Will IoT botnets catapult the industry toward security regulation in 2018?
Attackers demonstrated the power of an IoT-fueled botnet in 2016 when the Mirai botnet took down major websites like Reddit, Twitter and GitHub. Despite the damages, no significant changes to the IoT industry occurred. As a matter of fact, consumers continue to purchase and deploy IoT devices with little care outside the guarantee that the device works and the price tag is cheap. Manufacturers continue to pump out new IoT devices at a rapid pace, often trading security for usability and affordability.
Without any incentive for device manufacturers to spend valuable development resources securing their products, conditions remain ripe for new IoT-fueled botnet attacks in 2018. As hackers continue to refine and improve their botnet code, I predict the next attack will be even larger than the record-shattering DDoS attack caused by Mirai and that it will create enough impact to trigger government regulation of IoT.
IoT botnets earned notoriety in 2016 when Mirai successfully carried out a record 620Gbps DDoS attack against security researcher Brian Kreb’s blog. It’s reported that the French webhost company OVH suffered a 1Tbps DDoS attack from the botnet at around the same time. A month later, Mirai launched an even larger attack against DNS hosting provider Dyn, knocking many popular websites offline for several hours during the day.
Since the release of the Mirai source code, other malware authors have built on the original botnet to create even more effective variants. Despite its potency, the Mirai botnet malware was relatively simple in design. It used a hard-coded list of common IoT usernames and passwords, and scanned the internet for vulnerable devices with management access exposed.
Recently this year, security firms detected another IoT botnet malware named Reaper quietly infecting internet-accessible devices. They found that Reaper didn’t rely on hard-coded usernames and passwords, and instead attempts to actively exploit known vulnerabilities in common IoT devices. Attackers are adding similar improvements to IoT malware every day.
I expect that these improvements will eventually culminate in an extremely effective botnet attack sometime in 2018, capable of infecting many more devices than anything we’ve previously seen. Most estimates put the original Mirai botnet at around 200,000 active hosts at its peak (recent variants have increased that total slightly). A more sophisticated malware paired with the estimated 30 percent increase in IoT-connected devices from 2016 to 2018 (per Gartner) means Mirai’s 1Tbps throughput record could easily be broken.
A successful attack of this magnitude would cause massive downtime and damage to whatever target is in the crosshairs, whether it be a security blog or a government organization. It would also highlight the fact that current IoT security considerations are not good enough, most likely prompting regulatory action.
So, what kind of IoT regulation could we see? That’s hard to say with certainty, but the most likely scenario would involve minimum security requirements for IoT device manufacturers. Easy targets would be ensuring remote access through Telnet or SSH is disabled by default (or removed entirely), barring the use of hard-coded passwords (or at least requiring a password change during setup), and requiring security patches to remain up-to-date, at least when the device is first shipped.
These regulations would finally provide the missing incentive for manufacturers to secure their products before selling them to consumers. Security expert Bruce Schneier has suggested similar regulations in an essay published last year, where he compares IoT security to invisible pollution; something no one cares to spend money fixing because it primarily affects other people. Unfortunately, as we have seen in other industries, some government action is likely required to protect the masses since individual companies have no business incentive to do so.
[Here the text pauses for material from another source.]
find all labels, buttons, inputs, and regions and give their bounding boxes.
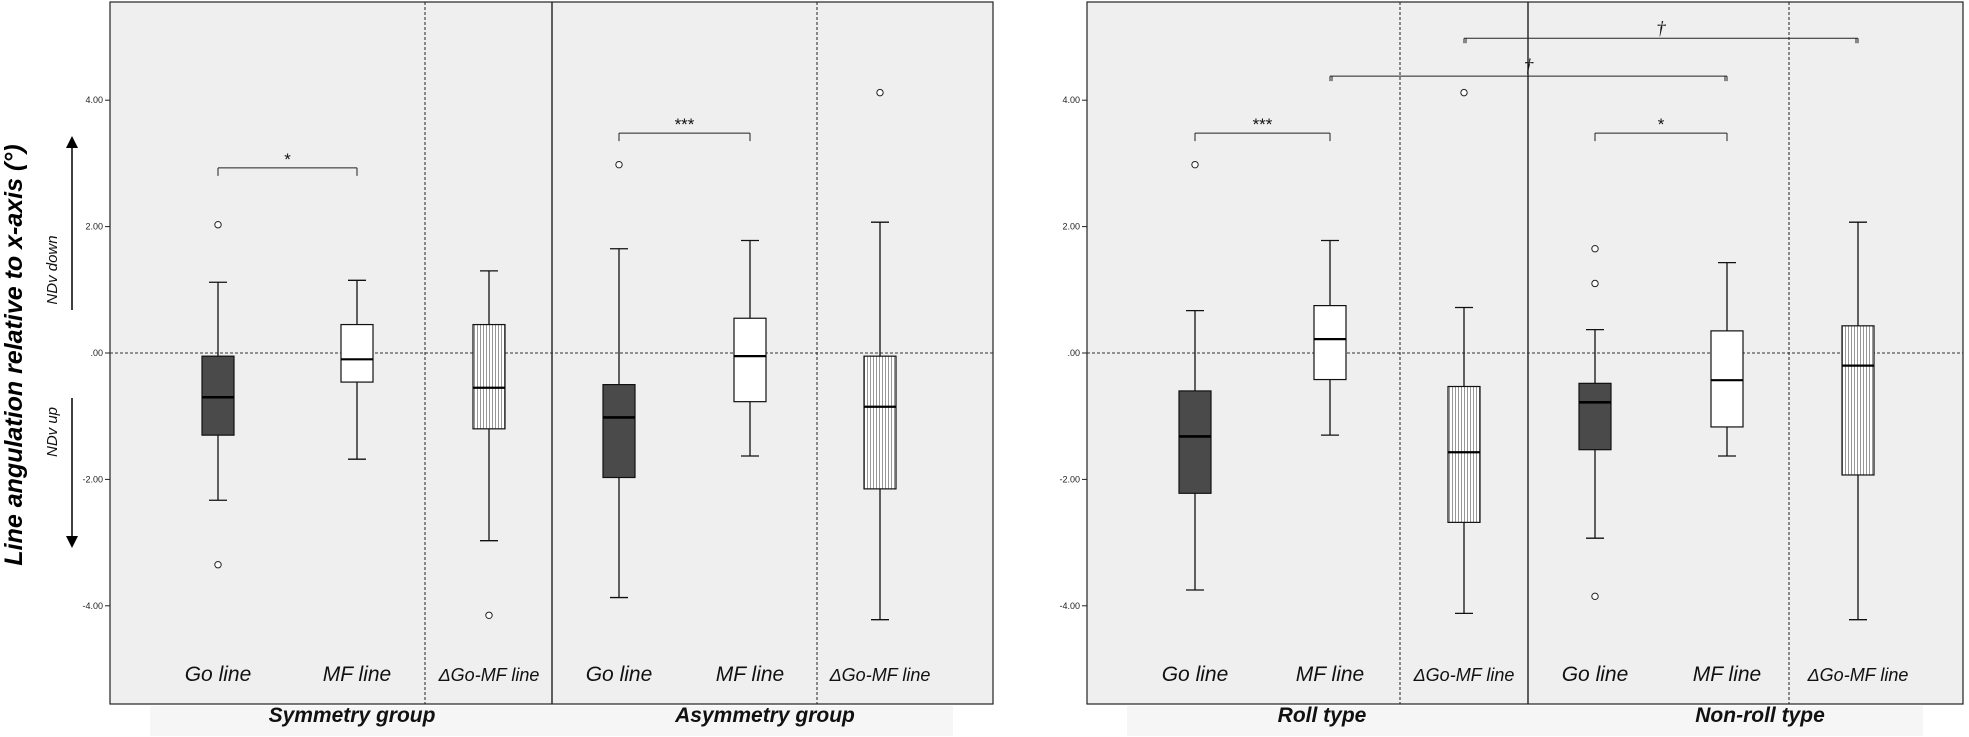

There is obviously a fine line between regulations that improve security and those that stifle innovation with excessive red tape. Legislatures would need to include actual security experts when defining the new rules to avoid causing more damage than they fix.
The European Union is the more likely government body to implement IoT security laws considering their previous moves to adapt privacy and security protections to the modern technology age. But in the long run, it may not matter who is first. If a developer is required to spend time securing their product in order to sell in a major market, it is more economical for them to sell the same, more secured, product in all markets regardless of regulations. This means that if a major government organization like the United States, the EU, or any of its member nations creates IoT minimum-security standards, the rest of the world stands to benefit.
Don’t let the lack of a major, or at least newsworthy, IoT botnet-based attack in 2017 fool you – this threat has not been resolved. The next big attack will hopefully be the final wakeup call that we need for drastic changes to the IoT industry in the form of government regulation.